Bonk's Adventure was first released for the TurboGrafx-16 in 1990 by Red Company and Atlus, and was later ported to things like the NES and even arcades. The concept of the game is simple, and similar to Mario games; you play as Bonk, a small, shiningly bald boy with an invincible forehead on a quest to rescue Princess Za from King Drool (yeah, this doesn't sound like a Mario game). Along the way, you fight enemies by body slamming them forehead-down or by bonking them from the side, and you can get carrots and hearts to refill health, as well as different sizes of meat, which can give Bonk...constipation, I guess...and make him take less damage.
I do believe that as classic games go, this would be the weirdest one I've ever played. The concept is weird, yeah, but also the enemies, and the settings. Early on, they have you swimming through a dinosaur's stomach, and then fighting a boss that turns out to be a normal lady dinosaur, who, after looking around the dinosaur's intestine, simply leaves. Right...
Anyway, as far as likes and dislikes of this game go, the biggest thing I dislike about the game is the music. I mean, these were reasonably actiony places, in prehistoric times. These tunes sounded like they were from Kirby's Dream Land 3, except somehow less well done.I just think that for the great graphics (ahem, sorry, Grafx...), they could have put more effort into music composition; it would have made the game itself more fun to play.
The simplicity of the gameplay itself makes it pretty darn difficult to have problems with it...I mean, it was all pretty straightforward. You press one button to bonk or spin in the air, and the other to jump. Simple, right?

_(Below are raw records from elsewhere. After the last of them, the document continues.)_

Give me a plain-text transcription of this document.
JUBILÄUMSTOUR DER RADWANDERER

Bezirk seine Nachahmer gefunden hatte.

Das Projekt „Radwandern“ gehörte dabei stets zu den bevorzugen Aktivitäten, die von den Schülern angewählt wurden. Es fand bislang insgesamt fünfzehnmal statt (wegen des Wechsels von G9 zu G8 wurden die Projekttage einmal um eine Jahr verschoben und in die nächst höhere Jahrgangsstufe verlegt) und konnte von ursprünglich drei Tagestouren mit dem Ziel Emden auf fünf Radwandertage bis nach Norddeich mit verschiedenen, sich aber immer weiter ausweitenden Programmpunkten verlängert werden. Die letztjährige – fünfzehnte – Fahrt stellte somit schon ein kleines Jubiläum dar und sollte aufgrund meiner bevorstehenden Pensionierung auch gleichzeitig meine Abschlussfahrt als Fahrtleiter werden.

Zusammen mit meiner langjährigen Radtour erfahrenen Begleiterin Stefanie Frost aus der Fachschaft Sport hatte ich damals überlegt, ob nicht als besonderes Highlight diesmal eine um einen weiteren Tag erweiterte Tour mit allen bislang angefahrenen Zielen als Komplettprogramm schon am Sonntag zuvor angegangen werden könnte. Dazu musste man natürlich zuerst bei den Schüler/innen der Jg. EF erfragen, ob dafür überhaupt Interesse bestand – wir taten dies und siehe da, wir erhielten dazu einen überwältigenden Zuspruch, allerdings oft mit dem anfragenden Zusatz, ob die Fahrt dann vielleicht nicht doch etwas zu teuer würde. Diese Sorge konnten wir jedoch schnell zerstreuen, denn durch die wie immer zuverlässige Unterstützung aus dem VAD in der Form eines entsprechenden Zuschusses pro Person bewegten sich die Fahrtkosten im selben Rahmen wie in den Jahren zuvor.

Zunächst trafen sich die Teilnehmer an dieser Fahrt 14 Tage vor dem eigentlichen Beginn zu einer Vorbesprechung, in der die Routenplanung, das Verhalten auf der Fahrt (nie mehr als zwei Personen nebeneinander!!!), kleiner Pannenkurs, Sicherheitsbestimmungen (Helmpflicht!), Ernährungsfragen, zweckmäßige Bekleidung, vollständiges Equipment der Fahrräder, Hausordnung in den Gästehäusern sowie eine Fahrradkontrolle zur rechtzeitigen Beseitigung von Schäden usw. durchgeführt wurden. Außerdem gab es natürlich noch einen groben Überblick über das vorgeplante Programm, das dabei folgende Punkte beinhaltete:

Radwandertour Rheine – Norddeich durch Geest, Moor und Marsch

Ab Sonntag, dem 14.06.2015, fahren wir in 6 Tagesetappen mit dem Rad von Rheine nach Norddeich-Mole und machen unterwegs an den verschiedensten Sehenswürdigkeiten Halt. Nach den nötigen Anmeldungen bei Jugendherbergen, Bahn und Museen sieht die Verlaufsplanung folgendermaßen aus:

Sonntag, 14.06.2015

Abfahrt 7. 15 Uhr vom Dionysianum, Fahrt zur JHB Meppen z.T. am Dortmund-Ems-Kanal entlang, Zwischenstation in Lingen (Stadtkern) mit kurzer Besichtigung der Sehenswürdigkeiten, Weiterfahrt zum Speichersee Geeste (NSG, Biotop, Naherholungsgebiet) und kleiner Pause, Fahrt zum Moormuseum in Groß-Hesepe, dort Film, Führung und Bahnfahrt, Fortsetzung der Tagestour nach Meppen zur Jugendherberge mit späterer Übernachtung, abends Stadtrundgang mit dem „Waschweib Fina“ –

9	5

Sort of. If you play it online in the same way I did (what, I wouldn't get this for the Virtual Console right away. Would you? Come on!), the controls could get pretty sticky because you use keys as buttons. The fact that buttons stand out more on actual controllers may make the game easier, it's true, but considering the kinds of hardwired problems with playing games that were important back then, I can imagine that the button mashing you have to do to flip around through the air is kind of unavoidable.
Plus, I would sometimes have problems attacking with Bonk. Now don't get me wrong, I like simple controls a lot. The issue is that the game is designed around this particular moveset of jumping, slamming, flipping around, and so on, and so forth to the point where you can't play the game unless you go about the awkward task of using two buttons in the ways they want you to, and that can get frustrating if you're not built for that kind of unconventional game.
But don't get me wrong, I do understand why this is so popular on the Virtual Console these days. There are a lot of likeable and just plain great aspects about this game. For example, even though controlling Bonk could sometimes feel like a chore, I love the fact that he can turn into a powerhouse by eating meat and can use his fierce teeth to climb walls! That added a new dimension to platformers in much the same way Kirby did, and I like that kind of boldness; it can lead to great gaming.
Plus, the graphics on this game are just as stunning as in Kirby. I can see why they call it the TurboGrafx, this game (which is really the poster child for the entire console) are spectacular! Excellent character design, reasonably well-coordinated movements. If all games of this period had such graphics, it would have been a great influence on the future titles.
So, the final verdict on this game. The music is not very good, and the air of the game is really strange (plus, the music doesn't fit the setting). Still, the graphics and gameplay features make up for those to a certain extent, but the question is how much? You should play Bonk's Adventure online first with a good connection and decide for yourself. If you have an easy time with the controls and just the playing as a whole, go ahead and get it for the VC! If you decide it's not your type of game, though, don't feel bad about it. This isn't much of a staple of video game history, not to the point where you're obliged to get it.